Richard Meier: il ritorno di un americano a Roma
Paolo Conti
Corriere della Sera - cronaca Roma 24/9/2005
Un americano a Roma. Irresistibile la tentazione di citare quel titolo, Richard Meier alle prese con l'Ara Pacis col suo (discusso) progetto è la traduzione architettonica di un racconto a sfondo morale: giovane studente statunitense si innamora di una capitale europea e «da grande», ricco e famoso, salda i conti coi ricordi lasciando un segno indelebile.
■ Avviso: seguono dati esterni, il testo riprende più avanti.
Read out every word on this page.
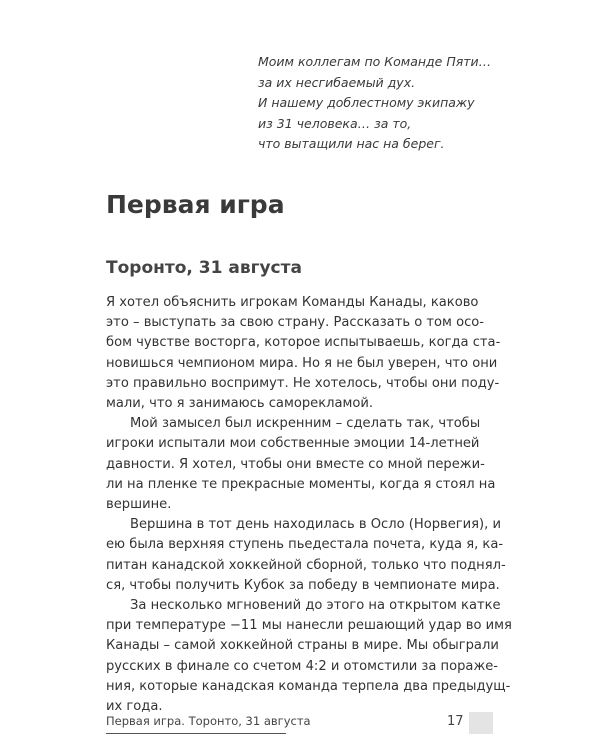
Моим коллегам по Команде Пяти…
за их несгибаемый дух.
И нашему доблестному экипажу
из 31 человека… за то,
что вытащили нас на берег.
Первая игра
Торонто, 31 августа
Я хотел объяснить игрокам Команды Канады, каково
это – выступать за свою страну. Рассказать о том осо-
бом чувстве восторга, которое испытываешь, когда ста-
новишься чемпионом мира. Но я не был уверен, что они
это правильно воспримут. Не хотелось, чтобы они поду-
мали, что я занимаюсь саморекламой.
Мой замысел был искренним – сделать так, чтобы
игроки испытали мои собственные эмоции 14-летней
давности. Я хотел, чтобы они вместе со мной пережи-
ли на пленке те прекрасные моменты, когда я стоял на
вершине.
Вершина в тот день находилась в Осло (Норвегия), и
ею была верхняя ступень пьедестала почета, куда я, ка-
питан канадской хоккейной сборной, только что поднял-
ся, чтобы получить Кубок за победу в чемпионате мира.
За несколько мгновений до этого на открытом катке
при температуре −11 мы нанесли решающий удар во имя
Канады – самой хоккейной страны в мире. Мы обыграли
русских в финале со счетом 4:2 и отомстили за пораже-
ния, которые канадская команда терпела два предыдущ-
их года.
Первая игра. Торонто, 31 августа	17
Meier ha studiato all'American Academy in Rome, in via Angelo Masina al Gianicolo. Forse, chissà, quel suo amore per il bianco assoluto, persino le grandi vetrate del progetto dell'Ara Pacis nascono dai mesi passati nell'immenso edifìcio costruito nel 1894 da un gruppo di ricchi filantropi americani (qualche cognome: Vanderbilt, Rockefeller, Carnegie, i Frick grandi collezionisti) e inondato dal sole romano che sgorga dai finestroni.
Magari non sarà proprio così, magari i riverberi del Gianicolo hanno un peso specifico relativo nella vicenda che ha appassionato (in senso negativo e positivo) urbanisti e intellettuali in questi anni. Ma è bello pensarlo.«La mia prima visita nella capitale risale al 1959 quando venni per due mesi per studiare architettura. Non sono venuto come un americano, come un newyorchese, ma come qualcuno che già amava Roma», ha detto ieri l'architetto.
Meier ha molti tratti intellettuali europei, e quindi anche italiani. Confessò in un'intervista di essere rimasto vittima di una specie di folgorazione affacciandosi per la prima volta sulla spiaggia di Jesolo: «Ero stupito dalla profondità e dalla bellezza della spiaggia, noi non ne abbiamo così in America, nemmeno in California. E poi quella luce sul mare...
Chissà cosa dev'essergli capitato affacciandosi su Roma, la mattina o il pomeriggio del suo arrivo, dalla terrazza del Fontanone dell'Acqua Paola, a pochi metri dall'American Academy. Altro che la luce di Jesolo: sicuramente qualcosa che somigliava alla sindrome di Stendhal. Adesso questo ex giovane americano a Roma, diventato urbanista e architetto di grido, lascia il suo segno perenne nel cuore antico della città. Qualche amministratore culturale capitolino ironizza su tanta attenzione e parla di «fissazione» a proposito delle lunghe polemiche sull'Ara Pacis. Di «fissazione» sicuramente si tratta: materiali che resteranno nei prossimi secoli in pieno centro storico. Più «fissazione» di così.
E Meier deve saperlo bene, lui che è così abituato a dialogare (con i suoi famosi bianchi, con le sue ampie aperture protette dal vetro, con le sue linee nette) con gli spazi aperti delle città americane. A Tor Tre Teste il Meier americano a Roma ha regalato un pezzo di urbanistica contemporanea di straordinario valore. Ora bisognerà capire cosa accadrà con l'Ara Pacis. L'elegante americano a Roma (capelli candidi, abito grigio di ottima fattura, un tratto umano che suggerisce simpatia) sa che la scommessa non è da poco. Lo sapeva già ai tempi in cui studiava nella nostra città, si immaginava un futuro tutto da scrivere. Sapeva che la città così ben leggibile dal Gianicoto nei giorni di tramontana è un tessuto irripetibile con un centro storico. A Meier è toccato in sorte una opportunità unica in una vita: un'amministrazione comunale che, senza un concorso internazionale, gli ha affidato per «chiamata diretta» un progetto che avrebbe fatto per sempre felice qualsiasi architetto di questo mondo. L'ex studente dell'American Academy forse ha creduto di sognare, sapendolo.
E adesso il suo progetto è lì, in vetro e linee bianche. Le polemiche sono archiviate, ormai carta morta. Tutto è lì, «fissato» per chissà quanti secoli. Come andrà a finire? Verrà assorbito dalla Roma che Meier ammirava dal Gianicolo? È la vera scommessa del futuro. Non basterà il sole romano a vincerla. E Meier lo sa.